At a screening for a group called Catholic Media Review that included remarks from Wallace, the invitation boasted, "Not only is Randall one of the most successful directors of all time, he is also a devout Christian." A film reviewer there "highly recommended" the film to readers and noted "a definite subtext of faith which is as rare these days as it is welcome."

That subtext includes a dramatic singing of "Oh Happy Day! When Jesus Walked" at the movie's climax, and horse groom Eddie Sweat (Nelsan Ellis) speaks reverently of God's plan and being "lifted up."
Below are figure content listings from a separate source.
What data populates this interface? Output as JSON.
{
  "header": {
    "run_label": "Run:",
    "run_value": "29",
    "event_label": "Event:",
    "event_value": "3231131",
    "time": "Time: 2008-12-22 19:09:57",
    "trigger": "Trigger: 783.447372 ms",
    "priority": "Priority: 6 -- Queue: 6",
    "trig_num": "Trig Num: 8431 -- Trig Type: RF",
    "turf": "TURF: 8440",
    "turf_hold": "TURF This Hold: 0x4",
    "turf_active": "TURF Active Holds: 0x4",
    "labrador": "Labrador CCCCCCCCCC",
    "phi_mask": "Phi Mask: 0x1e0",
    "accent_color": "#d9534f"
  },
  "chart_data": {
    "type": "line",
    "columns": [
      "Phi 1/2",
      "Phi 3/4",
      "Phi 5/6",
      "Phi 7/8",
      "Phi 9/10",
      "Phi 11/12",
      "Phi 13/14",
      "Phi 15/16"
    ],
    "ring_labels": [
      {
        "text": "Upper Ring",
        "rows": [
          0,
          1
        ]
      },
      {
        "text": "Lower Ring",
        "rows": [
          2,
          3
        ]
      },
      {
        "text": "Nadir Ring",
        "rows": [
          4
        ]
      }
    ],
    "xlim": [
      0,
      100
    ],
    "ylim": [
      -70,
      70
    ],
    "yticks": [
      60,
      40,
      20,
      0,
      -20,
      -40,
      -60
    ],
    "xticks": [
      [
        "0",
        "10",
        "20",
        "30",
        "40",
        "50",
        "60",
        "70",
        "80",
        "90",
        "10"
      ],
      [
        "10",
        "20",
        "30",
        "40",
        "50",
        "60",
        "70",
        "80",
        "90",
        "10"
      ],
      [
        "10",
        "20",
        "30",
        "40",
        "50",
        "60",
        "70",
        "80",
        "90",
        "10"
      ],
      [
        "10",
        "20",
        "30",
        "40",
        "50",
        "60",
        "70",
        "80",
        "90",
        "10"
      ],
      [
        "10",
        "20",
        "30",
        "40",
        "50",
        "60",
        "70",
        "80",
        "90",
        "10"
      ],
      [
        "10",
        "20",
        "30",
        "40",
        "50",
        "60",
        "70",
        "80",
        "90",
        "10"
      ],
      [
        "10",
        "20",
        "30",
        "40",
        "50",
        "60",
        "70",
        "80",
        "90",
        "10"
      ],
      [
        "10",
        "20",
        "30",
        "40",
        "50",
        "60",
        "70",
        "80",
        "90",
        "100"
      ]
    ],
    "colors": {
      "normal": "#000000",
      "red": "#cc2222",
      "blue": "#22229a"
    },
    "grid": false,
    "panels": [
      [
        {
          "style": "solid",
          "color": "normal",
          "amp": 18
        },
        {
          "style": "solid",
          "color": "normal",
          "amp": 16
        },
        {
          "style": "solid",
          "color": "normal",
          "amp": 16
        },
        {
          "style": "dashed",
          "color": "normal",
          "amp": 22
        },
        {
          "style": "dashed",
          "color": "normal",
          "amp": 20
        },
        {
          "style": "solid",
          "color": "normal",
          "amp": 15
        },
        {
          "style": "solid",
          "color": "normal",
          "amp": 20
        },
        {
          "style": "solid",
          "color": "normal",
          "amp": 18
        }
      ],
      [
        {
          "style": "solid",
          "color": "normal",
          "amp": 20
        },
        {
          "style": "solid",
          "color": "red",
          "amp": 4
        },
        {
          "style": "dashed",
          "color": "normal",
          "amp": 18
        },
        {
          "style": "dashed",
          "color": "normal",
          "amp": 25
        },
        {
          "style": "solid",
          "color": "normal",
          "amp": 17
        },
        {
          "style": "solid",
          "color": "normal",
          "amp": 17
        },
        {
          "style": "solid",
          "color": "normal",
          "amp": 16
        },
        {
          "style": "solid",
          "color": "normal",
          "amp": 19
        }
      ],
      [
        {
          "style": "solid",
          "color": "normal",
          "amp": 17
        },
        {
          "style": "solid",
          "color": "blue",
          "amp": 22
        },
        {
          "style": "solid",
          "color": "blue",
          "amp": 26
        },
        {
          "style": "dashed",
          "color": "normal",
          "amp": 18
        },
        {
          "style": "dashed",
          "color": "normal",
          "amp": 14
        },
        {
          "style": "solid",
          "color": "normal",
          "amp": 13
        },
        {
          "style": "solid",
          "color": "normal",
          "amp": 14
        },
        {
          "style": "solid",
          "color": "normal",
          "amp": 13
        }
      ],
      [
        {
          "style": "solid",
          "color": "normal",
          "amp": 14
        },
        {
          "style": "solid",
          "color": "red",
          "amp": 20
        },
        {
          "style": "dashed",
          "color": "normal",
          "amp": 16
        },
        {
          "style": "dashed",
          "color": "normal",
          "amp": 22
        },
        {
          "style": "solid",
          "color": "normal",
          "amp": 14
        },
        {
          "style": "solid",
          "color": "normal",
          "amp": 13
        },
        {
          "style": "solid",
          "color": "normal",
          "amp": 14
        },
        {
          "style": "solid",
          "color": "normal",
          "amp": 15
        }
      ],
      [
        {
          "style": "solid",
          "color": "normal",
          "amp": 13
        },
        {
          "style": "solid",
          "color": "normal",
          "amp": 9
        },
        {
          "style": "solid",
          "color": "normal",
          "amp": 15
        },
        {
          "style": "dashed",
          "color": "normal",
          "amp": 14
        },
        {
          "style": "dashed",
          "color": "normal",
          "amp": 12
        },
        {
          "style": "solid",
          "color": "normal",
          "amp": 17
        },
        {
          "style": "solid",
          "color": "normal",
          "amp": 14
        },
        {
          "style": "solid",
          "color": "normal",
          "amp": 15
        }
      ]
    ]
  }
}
Although Wallace freely discusses what he has been up to regarding "Secretariat," Disney isn't talking about its marketing campaign. One executive at a rival studio disparaged the efforts and said only older moviegoers are showing much interest. The rival exec said Disney will be lucky to bring in half the $34 million that "Blind Side" earned during its opening weekend.

Wallace isn't concerned, confident that the film will appeal to a wide demographic.

"I have high hopes people with middle-American values will enjoy it, and we know from screenings it resonates with progressives who like Penny's independence and strength," he said. "We celebrated the same values in 'Braveheart' and 'We Were Soldiers,' but those movies had an element of loss in them. With this movie, the audience is cheering like it's a rock concert."

"Blind Side" was the true story of an essentially homeless teenager adopted by a conservative Christian couple. Although the politics in "Secretariat" are less central to the story, they're not ignored. Except for the eldest daughter, the Chenery family members were political conservatives during the early 1970s, when the movie takes place.

Chenery's husband (Dylan Walsh) is portrayed as the obvious right-winger who isn't thrilled with his wife's decision to pull double duty after she inherits her father's horse ranch, nor is he happy about his hippie daughter's embrace of all that "commie crap" she's getting from anti-Vietnam War protesters. His values are portrayed as old-fashioned, but they're not belittled.

Politicos on the right side of the aisle no doubt also will appreciate the appearance of former Republican Sen. Fred Thompson in a good-guy role as well as the film's statement against large inheritance taxes, portrayed as a looming threat that could derail the protagonist's heroic efforts.

One particularly political though short scene has the dad explaining to his children the concept of there being a cost to freedom.

Wallace said Chenery, who makes a cameo appearance in the film, was "deeply satisfied" with the way he dealt with politics in the film.